Module Learning Strategies
Contact teaching will be a mix of lecture, workshop and small-group discussion. Students will be expected to work both independently (on research and preparation for both classes and assessments) and as part of a team (on some class exercises and presentation work). Additional group workshops will be offered for students at 30 credits in weeks 11 and 12.
Key Information Set data:
7% Scheduled Learning and Teaching Activity
93% Guided Indepependent Study
Module Resources
OHP, Video/DVD, Library, Internet.
The Blackboard virtual learning environment will be available (where relevant) to support this module. Details will be supplied in the module handbook.

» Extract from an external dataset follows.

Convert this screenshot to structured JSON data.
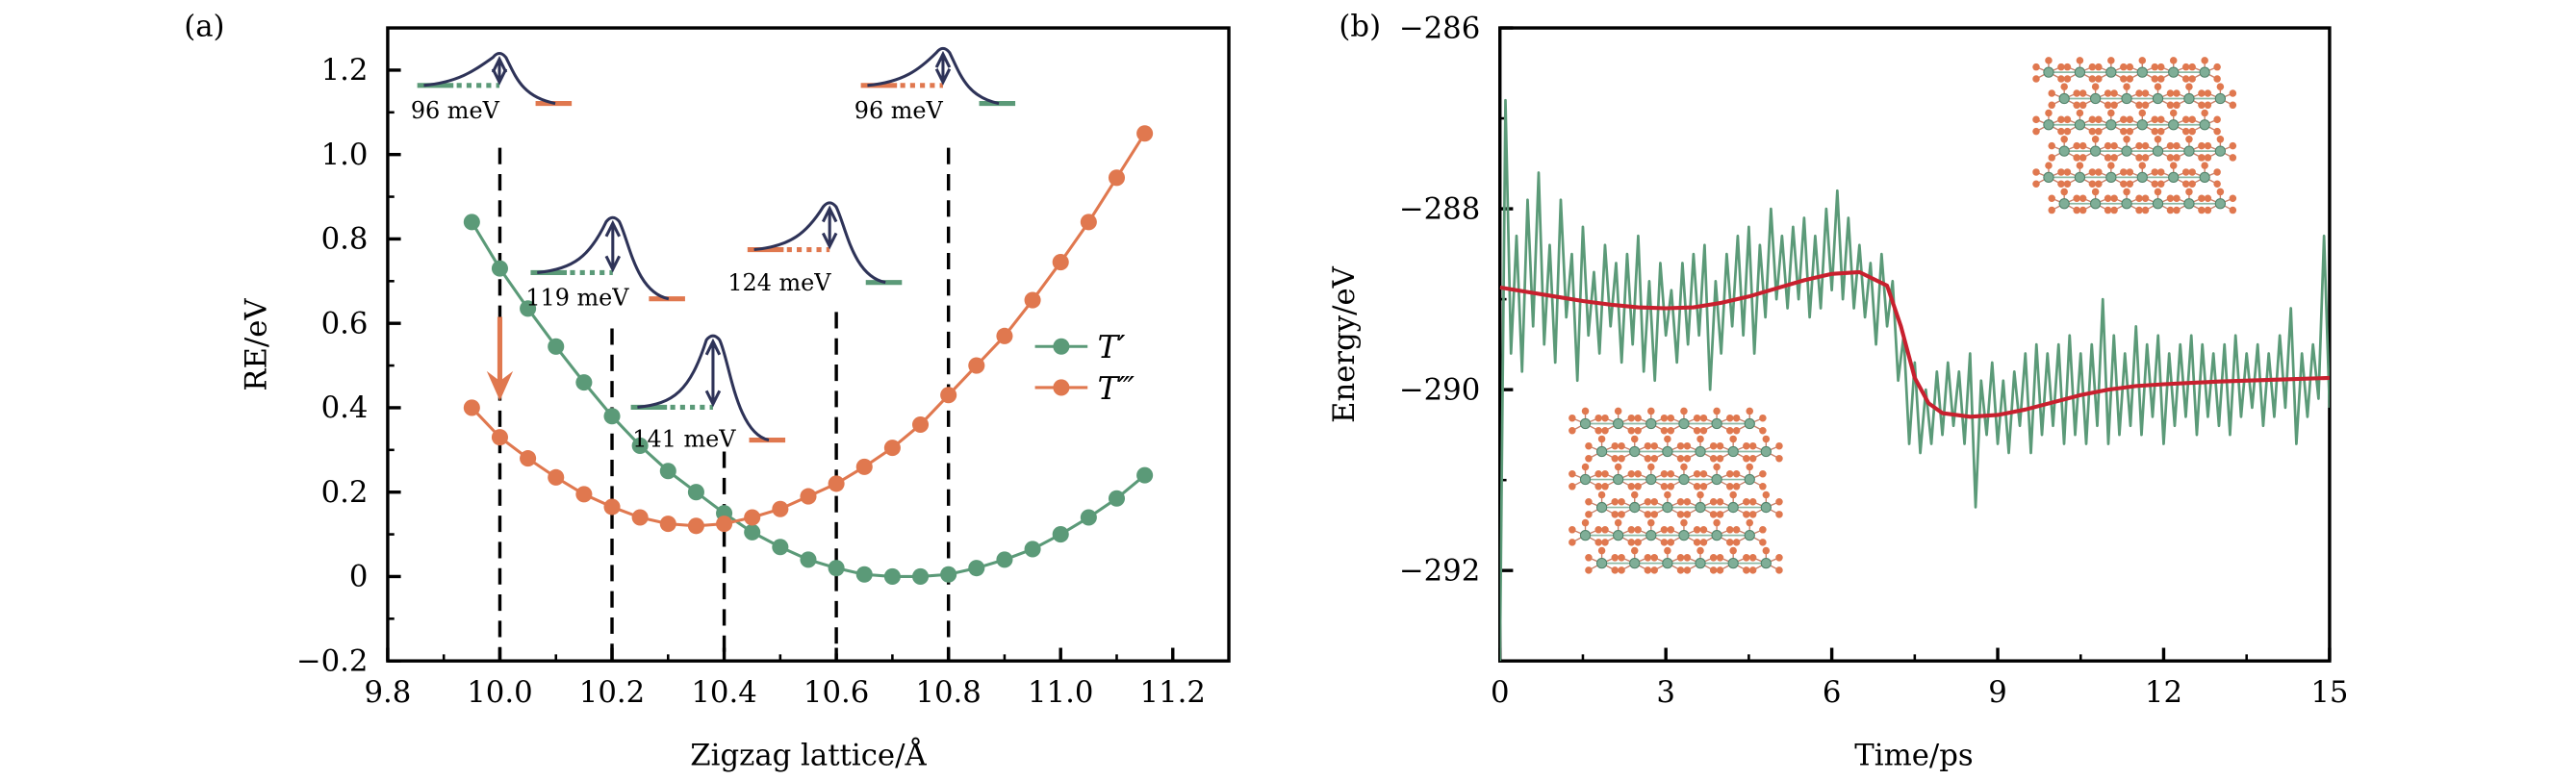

Module Additional Assessment Details
Class Presentation and accompanying critical analysis of 1500 words (25%) [Learning Outcomes 1, 3, 5]
Coursework (Essay of 3000 words) (75%) [Learning Outcomes 1, 2, 3, 4]
The text discussed in the presentation may not be written about in the essay.
Key Information Set data:
25% Practical Exam
75% Coursework
Module Texts
Kenneth Millard, Contemporary American Fiction: An Introduction to American Fiction Since 1970 (Oxford UP, 2000)
Mark Currie, Postmodern Narrative Theory (Macmillan, 1998)
Frank Lentricchia, ed. New Essays on Don DeLillo's "White Noise" (Cambridge UP, 1991)
Tim Engles, "'Who Are You, Literally?' Fantasies of the White Self in White Noise," Modern Fiction Studies 45.3 (1999): 755-87.
James Phelan, "Sethe's Choice: Beloved and the Ethics of Reading," Style 32.2 (1998): 318-33.
Module Indicative Content
This module examines some key texts and issues in American writing and culture since the 1960s. It explores the way in which literary texts respond to Counter-cultural protest against 1950s conformity, how writers begin to develop the features of what we now recognise as postmodernism, how writers critique the consumer culture and commodity fetishism of late captitalism, and how African-American women writers bring the issues of multiculturalism and sexuality into the canon of American literature. It also looks at how a literary-historical period is constructed through a canon of 'classic' American texts by paying attention to the critical and popular reception of the novels published on the module.